The Woman in Cabin 10 by Ruth Ware
In this tightly wound story, Lo Blacklock, a journalist who writes for a travel magazine, has just been given the assignment of a lifetime: a week on a luxury cruise with only a handful of cabins. At first, Lo’s stay is nothing but pleasant: the cabins are plush, the dinner parties are sparkling, and the guests are elegant. But as the week wears on, frigid winds whip the deck, gray skies fall, and Lo witnesses what she can only describe as a nightmare: a woman being thrown overboard. The problem? All passengers remain accounted for—and so, the ship sails on as if nothing has happened, despite Lo’s desperate attempts to convey that something (or someone) has gone terribly, terribly wrong…
With surprising twists and a setting that proves as uncomfortably claustrophobic as it is eerily beautiful, Ruth Ware offers up another intense read.
This is going to be one of my top reads of the year. That says it all about this book.
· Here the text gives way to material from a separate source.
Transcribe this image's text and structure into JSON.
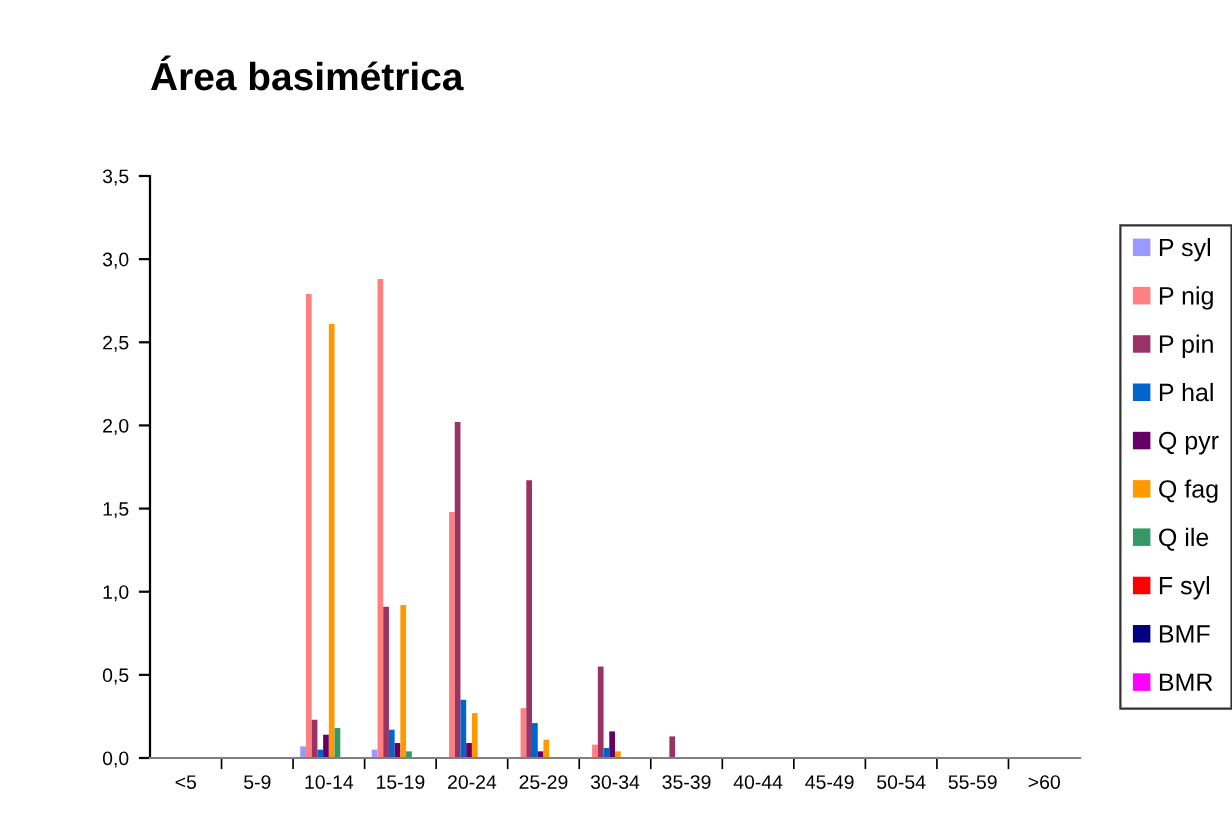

I haven’t read In a Dark Dark Wood, Ware’s debut, which has been optioned for a major movie adaptation and is to be produced by Reese Witherspoon herself. So, with the knowledge of such a great debut before it, I have to admit to feeling a little trepidation going into this book. I didn’t know what to expect with Ware’s writing and could this possibly do the debut justice? – which I hadn’t read.
I didn’t have to worry in the slightest. I was immediately pulled into the book by a gripping scene and I was held there by Ware’s utterly fabulous writing. Her style is sublime. She has you completely relating to the protagonist Lo, with little nuances and thoughts thrown in. There’s nothing clunky or out-of-place. It ebbs and flows as beautifully as the oceans with which she sets the story upon.
And as for the story, you have a cast of characters aboard a small vessel and Lo trying desperately to figure out what has happened. It’s sinister and I couldn’t put it down. What I particularly loved were the few chapters that Ware randomly interspersed throughout the story which was from the outside the cruise point of view. These gave a real spine-chilling feel to what we were witnessing onboard the cruise. Really really effective.
And even when you think you have it all figured out – she changes things again. It’s utterly brilliant.
This is a must read for all crime fans.
With thanks to the author and publisher for my copy.
This is one of the few remaining books that I have left to review. Soon these Recently Read posts will be closing so I can focus on my writing. I am really grateful to have had the opportunity to read such great books.